Hellishly, rising temperatures will only make this phenomenon worse. Deforestation is one of a few factors sapping the world’s tropical forests of their ability to absorb greenhouse gases. Released into the atmosphere, those extra emissions drive up temperatures and help destroy animal habitats, forcing more species to butt up against another and swap contagions. In other words, the climate crisis is not only making our weather more chaotic as temperatures rise; it’s also helping to create new strains of dangerous diseases. The unceasing quest for market efficiency has trickled down into microbiology—making illnesses more lethal, and providing them more opportunities to jump from one animal species to another before landing on us humans. And the economic status quo is preventing solutions from taking hold, too.
Consider the hobbled state of coronavirus relief efforts. In 2006, a Department of Health and Human Services initiative sought to mass produce cheap, portable ventilators to meet the demands of a pandemic. But the project ran aground six years later, when the medical device giant Covidien acquired the company contracted to make the ventilators. And hospitals, operating on razor-thin margins, have been forced to sell off their reserves of ventilators and personal protective equipment to satisfy investors and management consultants. “You can’t have extra capacity and efficiency at the same time,” Mount Sinai’s chair of emergency medicine told FiveThirtyEight during the coronavirus pandemic. “In fact, for years, we’ve called that waste.”
We may not see the full horror of Covid-19 until it settles into the global south. Countries throughout Africa and Latin America have been on the losing end of decades of International Monetary Fund–imposed belt-tightening that have starved public health systems in the name of lean, balanced national budgets. In Uganda, a punishing austerity package in the 1990s prioritized debt service over health care spending. The country now has just 55 intensive care unit beds for 43 million people. Doctors make around US$800 a month on average, with nurses and other support staff earning far less. Nurses and midwives there have protested a shortage of personal protective equipment, noting that just 19.4 percent have adequate PPE as they battle the virus.
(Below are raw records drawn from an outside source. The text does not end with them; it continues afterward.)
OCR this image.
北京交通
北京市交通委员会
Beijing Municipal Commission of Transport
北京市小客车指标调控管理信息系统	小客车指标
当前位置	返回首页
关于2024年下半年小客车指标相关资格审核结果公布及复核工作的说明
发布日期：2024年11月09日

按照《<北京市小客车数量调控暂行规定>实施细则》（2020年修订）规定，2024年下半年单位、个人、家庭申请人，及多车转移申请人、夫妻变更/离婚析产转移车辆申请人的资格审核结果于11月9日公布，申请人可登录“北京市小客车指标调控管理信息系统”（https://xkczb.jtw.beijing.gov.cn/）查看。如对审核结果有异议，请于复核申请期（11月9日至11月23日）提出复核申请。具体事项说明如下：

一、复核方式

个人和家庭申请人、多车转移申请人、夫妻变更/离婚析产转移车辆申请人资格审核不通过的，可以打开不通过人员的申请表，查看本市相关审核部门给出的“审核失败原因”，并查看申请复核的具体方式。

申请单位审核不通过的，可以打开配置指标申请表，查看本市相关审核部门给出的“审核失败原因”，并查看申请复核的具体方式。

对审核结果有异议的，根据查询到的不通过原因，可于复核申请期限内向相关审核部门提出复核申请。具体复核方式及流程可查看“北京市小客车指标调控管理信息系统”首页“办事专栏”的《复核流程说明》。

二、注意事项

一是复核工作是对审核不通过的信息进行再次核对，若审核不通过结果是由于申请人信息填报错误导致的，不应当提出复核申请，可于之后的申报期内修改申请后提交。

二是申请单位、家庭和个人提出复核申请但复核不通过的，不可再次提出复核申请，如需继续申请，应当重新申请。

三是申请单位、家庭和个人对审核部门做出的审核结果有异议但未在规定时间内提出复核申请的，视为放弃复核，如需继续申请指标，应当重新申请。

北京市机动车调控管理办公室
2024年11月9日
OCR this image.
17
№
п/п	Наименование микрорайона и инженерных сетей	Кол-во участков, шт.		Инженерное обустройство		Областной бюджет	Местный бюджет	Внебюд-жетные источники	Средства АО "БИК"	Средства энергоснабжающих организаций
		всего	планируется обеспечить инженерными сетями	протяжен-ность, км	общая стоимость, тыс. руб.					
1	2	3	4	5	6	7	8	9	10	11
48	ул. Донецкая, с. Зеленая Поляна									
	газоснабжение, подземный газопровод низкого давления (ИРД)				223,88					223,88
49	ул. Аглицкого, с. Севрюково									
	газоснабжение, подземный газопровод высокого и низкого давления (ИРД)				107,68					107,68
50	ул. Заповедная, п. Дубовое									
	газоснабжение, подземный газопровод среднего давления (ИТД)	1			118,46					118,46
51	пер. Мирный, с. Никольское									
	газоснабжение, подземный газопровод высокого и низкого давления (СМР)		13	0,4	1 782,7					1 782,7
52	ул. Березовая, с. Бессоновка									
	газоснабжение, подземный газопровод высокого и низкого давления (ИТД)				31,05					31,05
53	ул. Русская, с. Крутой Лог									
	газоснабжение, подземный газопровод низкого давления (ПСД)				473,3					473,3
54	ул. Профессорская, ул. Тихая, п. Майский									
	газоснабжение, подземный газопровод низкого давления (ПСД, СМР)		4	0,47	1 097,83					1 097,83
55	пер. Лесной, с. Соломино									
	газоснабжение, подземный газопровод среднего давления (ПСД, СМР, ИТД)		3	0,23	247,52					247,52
The funding and political will to solve a problem like a pandemic tend to last only so long as the outbreak does. Covid-19 offers a fleeting chance to mandate that the pharmaceutical industry produce life-saving drugs instead of the most profitable ones; to look upstream and address the corporate malpractice fueling fierce diseases; and to invest in a public health system capable of treating and snuffing out future outbreaks. Private enterprise may smoothly churn out pork chops and expensive medical equipment, but it’s not built for preventing and handling pandemics. The coronavirus crisis—layered on top of so many others—offers an ultimatum for governments in the twenty-first century: Prioritize human well-being over corporate profits, or suffer the consequences.